Sunday, May 09, 2021

«João Oom – Desenhos sobre desenhos (originais)» por Osvaldo Macedo de sousa in «O Dia» de 16/1/1987

 Sem se perder entre os nós e as tramas, entrecruzando o já concebido, com a inspiração no desenho, João Oom apresenta as suas mais recentes obras «Do Mar… sobre desenho (originais) de tapetes persas» na Galeria Altamira.

 

Traçando nós num jogo de cruzes e cores, segue o artesão persa a ordem imutável da trama, numa repetição monótona, mas artística, de tradição e utilitarismo. O que resulta desse labor, é a peça, o objecto final e consequente. O que se perde no tempo é o «cartão» transmissor, criado pelo artista.

Esses mesmos «cartões» acabaram por ser, também,  transmissores de novas inspirações: «Subitamente veio-me parar à mão este papel milimétrico, que serviu à 70, 80 anos, para os teares dos tapetes persas, que são apaixonantes pelo seu desenho, na sua feitura. Pela sua beleza atraiu-me como suporte, que era delicioso para eu desenhar por cima. Fiz uma concha… depois um coral… peguei no tema e é isto que aqui está exposto».

Quem é este artista, João Oom? Num olhar rápido pela sua biografia, descobrimos que é lisboeta há 48 anos, cursou escultura na ESBAL e trabalhou nos «ateliers» dos escultores Martins Correia e Lagoa Henriques. Depois, um rol de exposições colectivas ou individuais, prémios vários, criando em escultura, medalhística, publicidade, cartazismo, tapeçaria, pintura a óleo, pastel e desenho.

Nestes últimos tempos, o desenho tem surgido com maior relevo nas suas exposições, sem contudo desaparecer a escultura: «Tenho aqui duas peças de escultura e já na anterior exposição de desenho tinha várias. Porém, não só pelo tempo que é necessário para trabalhar nas peças, como pelos custos dos materiais, é-me difícil fazer uma exposição só de escultura, neste momento».

Este predomínio actual do desenho, que não é verdadeiramente uma troca de valores criativos, não só é justificado, como relacionado: «O desenho é fundamental para a escultura, pois convém como “exercício” e como alternativa.
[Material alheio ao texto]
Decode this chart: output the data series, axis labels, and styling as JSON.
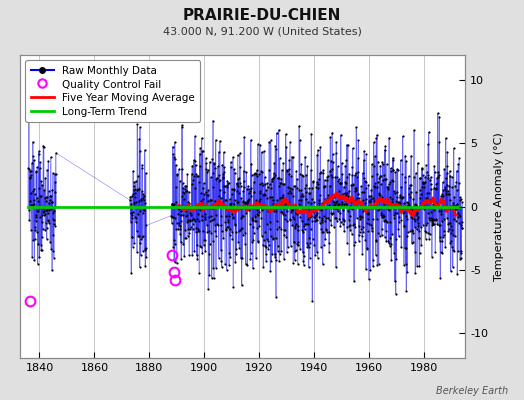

O contacto com a cor é fundamental para qualquer artista e a escultura policromada é algo que me apaixona, só que é extremamente difícil». Dessa forma surge o desenho e a cor na obra do artista João Oom.
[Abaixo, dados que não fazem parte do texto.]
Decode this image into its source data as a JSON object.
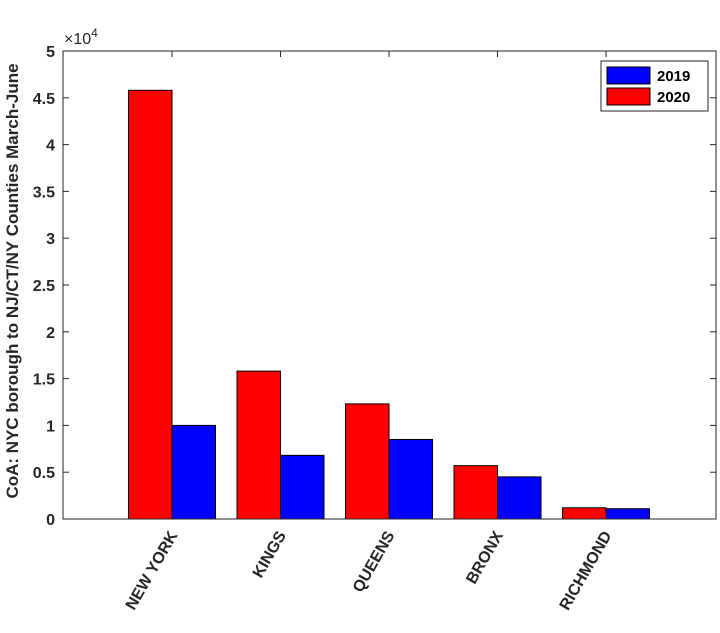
{
  "chart_data": {
    "type": "bar",
    "categories": [
      "NEW YORK",
      "KINGS",
      "QUEENS",
      "BRONX",
      "RICHMOND"
    ],
    "series": [
      {
        "name": "2020",
        "color": "#ff0000",
        "values": [
          45800,
          15800,
          12300,
          5700,
          1200
        ]
      },
      {
        "name": "2019",
        "color": "#0000ff",
        "values": [
          10000,
          6800,
          8500,
          4500,
          1100
        ]
      }
    ],
    "legend_order": [
      "2019",
      "2020"
    ],
    "legend_position": "top-right",
    "title": "",
    "xlabel": "",
    "ylabel": "CoA: NYC borough to NJ/CT/NY Counties March-June",
    "ylim": [
      0,
      50000
    ],
    "yticks": [
      0,
      5000,
      10000,
      15000,
      20000,
      25000,
      30000,
      35000,
      40000,
      45000,
      50000
    ],
    "ytick_labels": [
      "0",
      "0.5",
      "1",
      "1.5",
      "2",
      "2.5",
      "3",
      "3.5",
      "4",
      "4.5",
      "5"
    ],
    "exponent_label": "×10",
    "exponent_power": "4",
    "grid": false
  }
}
Sabendo-se que já fez «cartões» de tapeçaria e que trabalho sobre os «ditos», a questão pôs-se naturalmente – Podem estes trabalhos ser encarados como proposta de trabalho para o artesão? «Seria possível, com outro tratamento técnico». Não sendo plausível a sua transposição, não deixa de haver a menção de uma relação entre o artista e o artesão; como poderia ser ela? «Intima e extremamente útil, como troca de experiências entre artista-artesão, ou mesmo entre pintura-escultura, porque é enriquecedora».

Se o suporte é belo e rico, dentro de um esquema estético tradicional, a conjugação com as novas figurações actuais, mesmo realistas, cria um jogo abstrato de relação. A esta minha constatação, o artista respondeu: «É uma questão de visão do problema: pode-se, perante uma figura realista, analisar na abstracção essa figura e na abstracção há, para já, tendência para procurar formas identificáveis, que digam alguma coisa, verificando-se, por vezes, a redescoberta de uma coisa  que se pensava que era abstrata,  e que realmente se vai encontrar num pormenor ampliado, numa tempestade de areia… Existe sempre um fundo figurativo em toda a abstracção, assim como existe em toda a figuração, um sentido de abstracção. Acho que ambas estão sempre ligadas, sendo difícil afirmar quando acaba uma e começa outra».

Conversando numa exposição, sobre uma exposição, o dialogo cai certamente sobre os problemas dos artistas na sobrevivência, nas suas relações com as Galerias: «Creio que neste momento existe novamente interesse da parte do público, e consequentemente das Galerias. Na verdade houve um apogeu, depois uma queda e agora está a renascer. Creio que nós, artistas, podemos ter esperança».

Enquanto a esperança é o futuro, qual o seu significado em trabalho? «Não me preocupa absolutamente nada. Vou fazendo, com grande prazer na própria execução, sem realmente estar a pensar – eu vou fazer isto ou aquilo. Posso voltar atrás, pegar numa coisa antiga, fazer uma nova… não há programa estabelecido».